NWS forecasters rely daily on MADIS' crucial data delivery mechanism that helps them refine and improve information they deliver to the public. MADIS will allow NOAA to collect and identify high-quality observations which will form the foundation of the digital analysis and verification process. Operational access to these real-time data will be essential in enhancing forecaster situational awareness while also improving the quantity and quality of observations injected into NWS modeling systems.
MADIS is a data management system developed at ESRL/GSD that ingests, integrates, quality controls, and distributes surface and upper-air datasets to the meteorological community. Among these datasets is an integrated mesonet database containing high-frequency real-time observations from over 45,000 mesonet stations across the country and around the world. The mesonet database includes Road Weather Information System observations from state Departments of Transportation, as well as real-time observations from the Remote Automated Weather Stations network, the Cooperative Mesonets in the Western U.S. network, the WeatherBug network operated by AWS Convergence Technologies, Inc., and many others. Organizations receiving MADIS data feeds include NWS forecast offices, the NWS National Centers for Environmental Prediction, the National Center for Atmospheric Research, and many major universities and commercial weather businesses. Saved observations are available online via the MADIS ftp server; real-time observations are viewable on the Web.
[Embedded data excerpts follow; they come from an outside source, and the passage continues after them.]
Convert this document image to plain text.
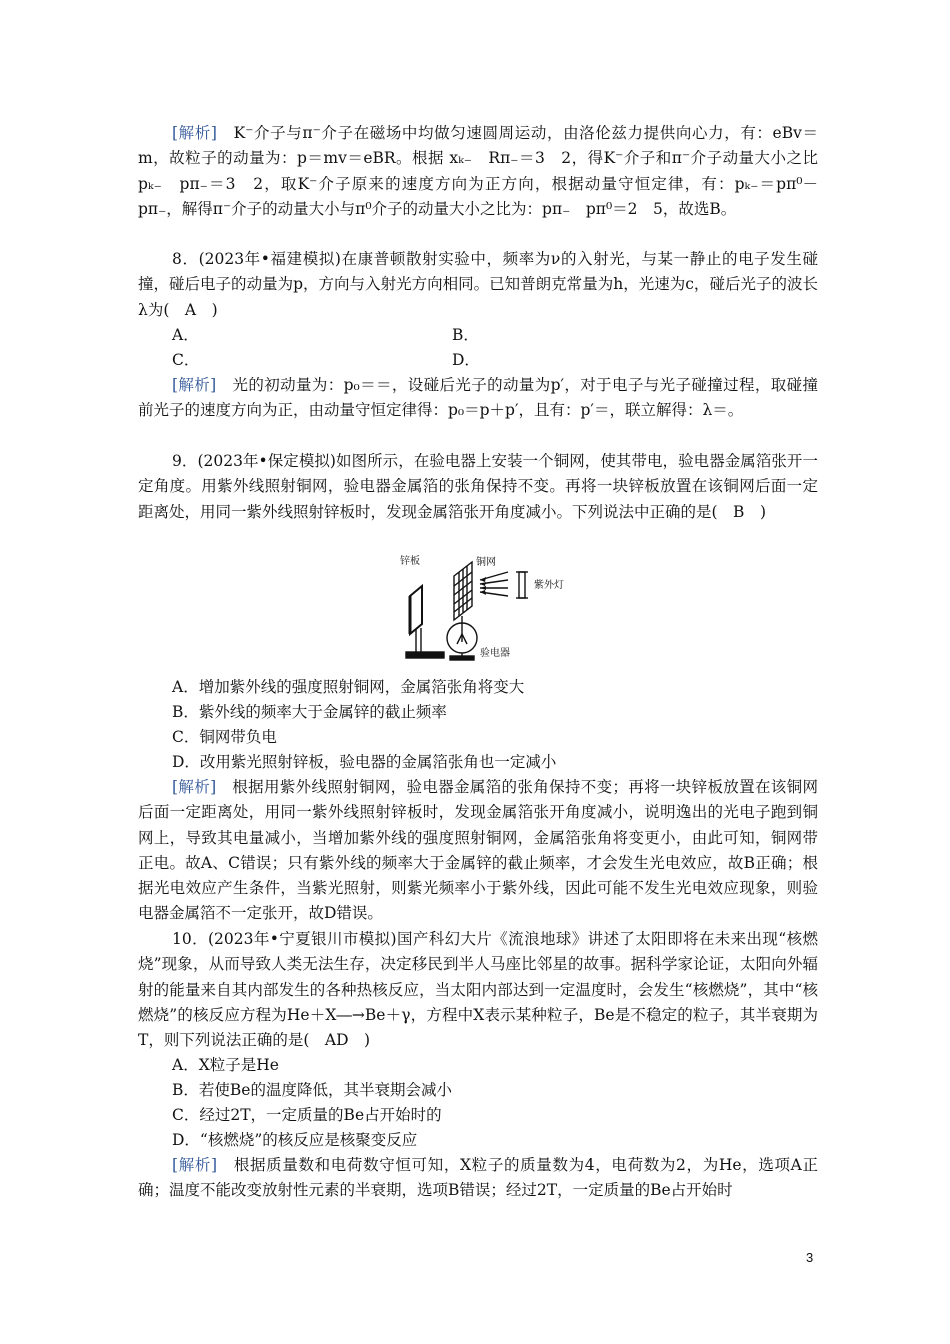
[解析]　K⁻介子与π⁻介子在磁场中均做匀速圆周运动，由洛伦兹力提供向心力，有：eBv＝m，故粒子的动量为：p＝mv＝eBR。根据 xₖ₋　Rπ₋＝3　2，得K⁻介子和π⁻介子动量大小之比pₖ₋　pπ₋＝3　2，取K⁻介子原来的速度方向为正方向，根据动量守恒定律，有：pₖ₋＝pπ⁰－pπ₋，解得π⁻介子的动量大小与π⁰介子的动量大小之比为：pπ₋　pπ⁰＝2　5，故选B。

8．(2023年•福建模拟)在康普顿散射实验中，频率为ν的入射光，与某一静止的电子发生碰撞，碰后电子的动量为p，方向与入射光方向相同。已知普朗克常量为h，光速为c，碰后光子的波长λ为(　A　)

A．	B．
C．	D．

[解析]　光的初动量为：p₀＝＝，设碰后光子的动量为p′，对于电子与光子碰撞过程，取碰撞前光子的速度方向为正，由动量守恒定律得：p₀＝p＋p′，且有：p′＝，联立解得：λ＝。

9．(2023年•保定模拟)如图所示，在验电器上安装一个铜网，使其带电，验电器金属箔张开一定角度。用紫外线照射铜网，验电器金属箔的张角保持不变。再将一块锌板放置在该铜网后面一定距离处，用同一紫外线照射锌板时，发现金属箔张开角度减小。下列说法中正确的是(　B　)

锌板	铜网
紫外灯
验电器
A．增加紫外线的强度照射铜网，金属箔张角将变大
B．紫外线的频率大于金属锌的截止频率
C．铜网带负电
D．改用紫光照射锌板，验电器的金属箔张角也一定减小

[解析]　根据用紫外线照射铜网，验电器金属箔的张角保持不变；再将一块锌板放置在该铜网后面一定距离处，用同一紫外线照射锌板时，发现金属箔张开角度减小，说明逸出的光电子跑到铜网上，导致其电量减小，当增加紫外线的强度照射铜网，金属箔张角将变更小，由此可知，铜网带正电。故A、C错误；只有紫外线的频率大于金属锌的截止频率，才会发生光电效应，故B正确；根据光电效应产生条件，当紫光照射，则紫光频率小于紫外线，因此可能不发生光电效应现象，则验电器金属箔不一定张开，故D错误。

10．(2023年•宁夏银川市模拟)国产科幻大片《流浪地球》讲述了太阳即将在未来出现“核燃烧”现象，从而导致人类无法生存，决定移民到半人马座比邻星的故事。据科学家论证，太阳向外辐射的能量来自其内部发生的各种热核反应，当太阳内部达到一定温度时，会发生“核燃烧”，其中“核燃烧”的核反应方程为He＋X―→Be＋γ，方程中X表示某种粒子，Be是不稳定的粒子，其半衰期为T，则下列说法正确的是(　AD　)

A．X粒子是He
B．若使Be的温度降低，其半衰期会减小
C．经过2T，一定质量的Be占开始时的
D．“核燃烧”的核反应是核聚变反应

[解析]　根据质量数和电荷数守恒可知，X粒子的质量数为4，电荷数为2，为He，选项A正确；温度不能改变放射性元素的半衰期，选项B错误；经过2T，一定质量的Be占开始时

3
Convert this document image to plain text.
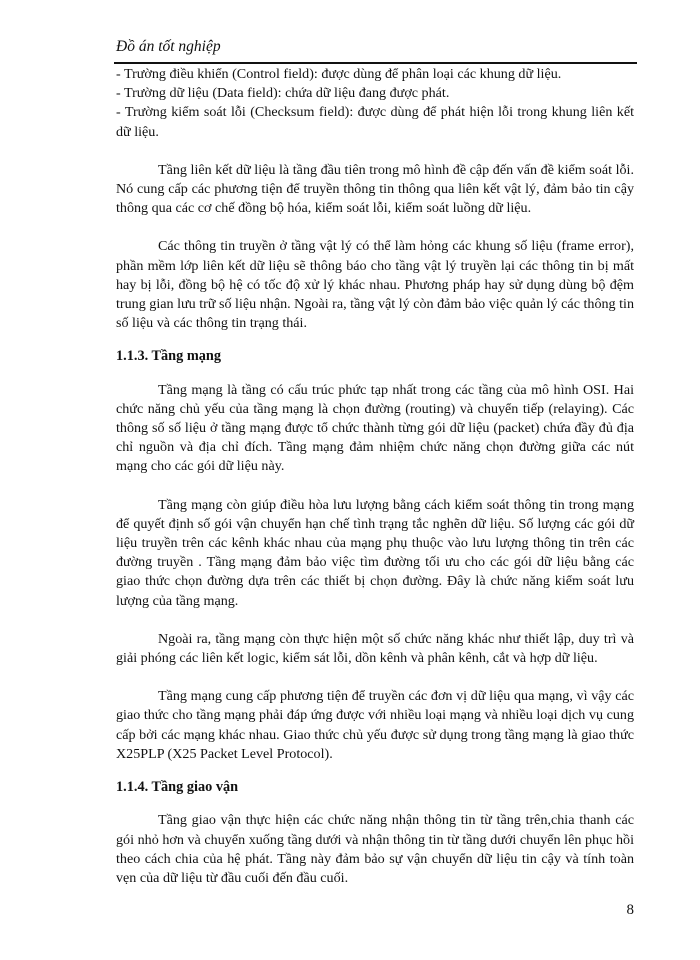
Đồ án tốt nghiệp

- Trường điều khiển (Control field): được dùng để phân loại các khung dữ liệu.

- Trường dữ liệu (Data field): chứa dữ liệu đang được phát.

- Trường kiểm soát lỗi (Checksum field): được dùng để phát hiện lỗi trong khung liên kết dữ liệu.

Tầng liên kết dữ liệu là tầng đầu tiên trong mô hình đề cập đến vấn đề kiểm soát lỗi. Nó cung cấp các phương tiện để truyền thông tin thông qua liên kết vật lý, đảm bảo tin cậy thông qua các cơ chế đồng bộ hóa, kiểm soát lỗi, kiểm soát luồng dữ liệu.

Các thông tin truyền ở tầng vật lý có thể làm hỏng các khung số liệu (frame error), phần mềm lớp liên kết dữ liệu sẽ thông báo cho tầng vật lý truyền lại các thông tin bị mất hay bị lỗi, đồng bộ hệ có tốc độ xử lý khác nhau. Phương pháp hay sử dụng dùng bộ đệm trung gian lưu trữ số liệu nhận. Ngoài ra, tầng vật lý còn đảm bảo việc quản lý các thông tin số liệu và các thông tin trạng thái.

1.1.3. Tầng mạng

Tầng mạng là tầng có cấu trúc phức tạp nhất trong các tầng của mô hình OSI. Hai chức năng chủ yếu của tầng mạng là chọn đường (routing) và chuyển tiếp (relaying). Các thông số số liệu ở tầng mạng được tổ chức thành từng gói dữ liệu (packet) chứa đầy đủ địa chỉ nguồn và địa chỉ đích. Tầng mạng đảm nhiệm chức năng chọn đường giữa các nút mạng cho các gói dữ liệu này.

Tầng mạng còn giúp điều hòa lưu lượng bằng cách kiểm soát thông tin trong mạng để quyết định số gói vận chuyển hạn chế tình trạng tắc nghẽn dữ liệu. Số lượng các gói dữ liệu truyền trên các kênh khác nhau của mạng phụ thuộc vào lưu lượng thông tin trên các đường truyền . Tầng mạng đảm bảo việc tìm đường tối ưu cho các gói dữ liệu bằng các giao thức chọn đường dựa trên các thiết bị chọn đường. Đây là chức năng kiểm soát lưu lượng của tầng mạng.

Ngoài ra, tầng mạng còn thực hiện một số chức năng khác như thiết lập, duy trì và giải phóng các liên kết logic, kiểm sát lỗi, dồn kênh và phân kênh, cắt và hợp dữ liệu.

Tầng mạng cung cấp phương tiện để truyền các đơn vị dữ liệu qua mạng, vì vậy các giao thức cho tầng mạng phải đáp ứng được với nhiều loại mạng và nhiều loại dịch vụ cung cấp bởi các mạng khác nhau. Giao thức chủ yếu được sử dụng trong tầng mạng là giao thức X25PLP (X25 Packet Level Protocol).

1.1.4. Tầng giao vận

Tầng giao vận thực hiện các chức năng nhận thông tin từ tầng trên,chia thanh các gói nhỏ hơn và chuyển xuống tầng dưới và nhận thông tin từ tầng dưới chuyển lên phục hồi theo cách chia của hệ phát. Tầng này đảm bảo sự vận chuyển dữ liệu tin cậy và tính toàn vẹn của dữ liệu từ đầu cuối đến đầu cuối.

8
MADIS integrates other-agency and private-network observations with NOAA observations and makes them easily accessible and usable to the greater meteorological community. By doing so, it is serving one of NOAA's main mission goals to "Serve Society's Needs for Weather and Water Information." Additionally, MADIS supplies non-NOAA data providers with quality control and station monitoring information to assist in their maintenance activities and to enhance and promote the mutual benefits of public/private data sharing.